Trail Blazer
Charting a fresh course for Sony, Stephen Yablon creates a winsome workplace in New York.
Monica Geran -- Interior Design, 11/1/2001 12:00:00 AM
Starting one's design career by working with I.M. Pei and then Gwathmey Siegel, collectively covering well over a decade, one may, if so inclined, boast of having earned the design industry's most prestigious credentials. But any claim to personal/professional fame will be minimal. For while apprenticeship with internationally renowned mentors may be regarded as a passport to success, a guarantee of name recognition and upward mobility it isn't. Working independently and earning the imprimatur inherent in editorial coverage by a major design magazine are better means of making a name for oneself.
Such is the case with Stephen Yablon who, having gone through the above-cited training, founded his New York-based business six years ago. He's been busy handling varied assignments for respected clients, culminating in the New Technology Holdings installation for Sony; representing the client was Robert Zelony, director of facilities planning for Sony Music Entertainment. He and Yablon have known each other since Gwathmey Siegel days, when the designer worked on the renovation of the AT&T Building for Sony. Did Yablon, Zelony is asked, stand out in any way then? The reply is a resounding yes, followed by: "His work is fantastic." How the designer's talents helped extend the project's success will emerge at the conclusion of this report.
The brief called for incubators, those nurturing training grounds for would-be entrepreneurs in the new-media and technology fields, on a 21,000-sq.-ft. full floor in a commercial high-rise directly opposite the Sony Building on Manhattan's Madison Avenue. Space planning followed the norm set by bays, making it possible to string six open-plan incubator pods along the avenue side. Private offices hug other perimeters; two conference rooms, a lounge, and support areas are strategically integrated. An unexpected early challenge arose with the updating of mechanical equipment: The building supplied HVAC services during fixed hours only; on weekends, all appliances registered OFF. Yet to the creative types recruited for incubating jobs, schedules regimented by the clock are all but unknown. Thus to keep everyone content whenever, it was necessary to organize and coordinate new and old sets of cabling, wires, ducts, electrical/lighting conduits, etc. It took a big time chunk from Yablon's fast-track schedule, but it actually saved money to have installed the second set rather than buy the landlord's HVAC services. That done, creative work could absorb the design team's full attention.
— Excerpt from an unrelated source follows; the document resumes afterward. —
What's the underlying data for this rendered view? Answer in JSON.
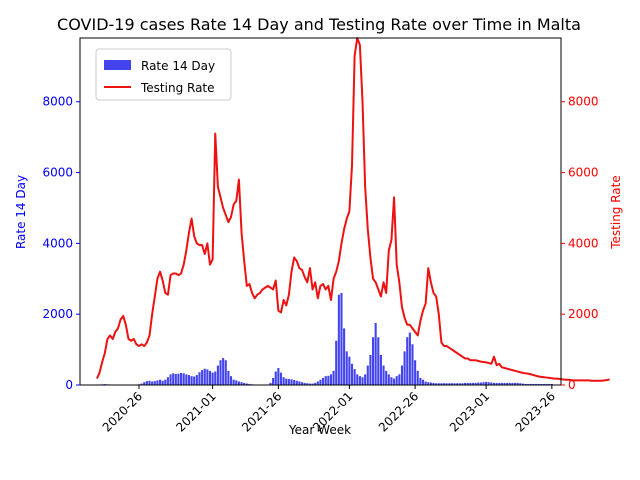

The project team consisted of architect Brad Farwell, designer Tom Abraham, and the protagonist. An articulate raconteur, Yablon, in his account, conjures up visions of a tripartite chorus performing solo, duet, and a tutti renditions, this while everyone madly sketches to substantiate words with visions. So the streams-of-consciousness output gradually coalesced into a viable scheme, incorporating, inter alia, the idea of connectivity. Runners of rubbery flooring material snaking across the reception area were, for example, inspired by long flat cables inside computers. Elevated cable trays similarly are adaptations of telecommunication entrails. Noteworthy is a thin sheet-metal wall that originates at the mechanical/telecom space; a second long wall, this one acid-green, forms the background for private offices, conference rooms, and lounge. Subtle spoofing is a submotif, apparent in the suspended six-pack of easily replaced LED signs composing the incubator firms' name directory—a prescient reference to the impermanence of the dot-com business. Futuristic forms, such as the elevator lobby's epoxy-coated tube, reportedly hint at the naïveté of technology enthusiasts. Colors concentrate on mustard yellow, cool greens, and many grades of gray. Indisputably the show-stealer is a stylistic bench fashioned of plastic laminate after telephone jacks. Padded vinyl cushions serve as seats and backrests.
The economic timing for incubating ventures was not, as hindsight verifies, the best. Which doesn't bother the client at all. Noting that few pioneers remain and that most occupants are Sony staffers, Zelony says, "Our people like the place. It's flexible, cost-effective, and useful." The job took six months.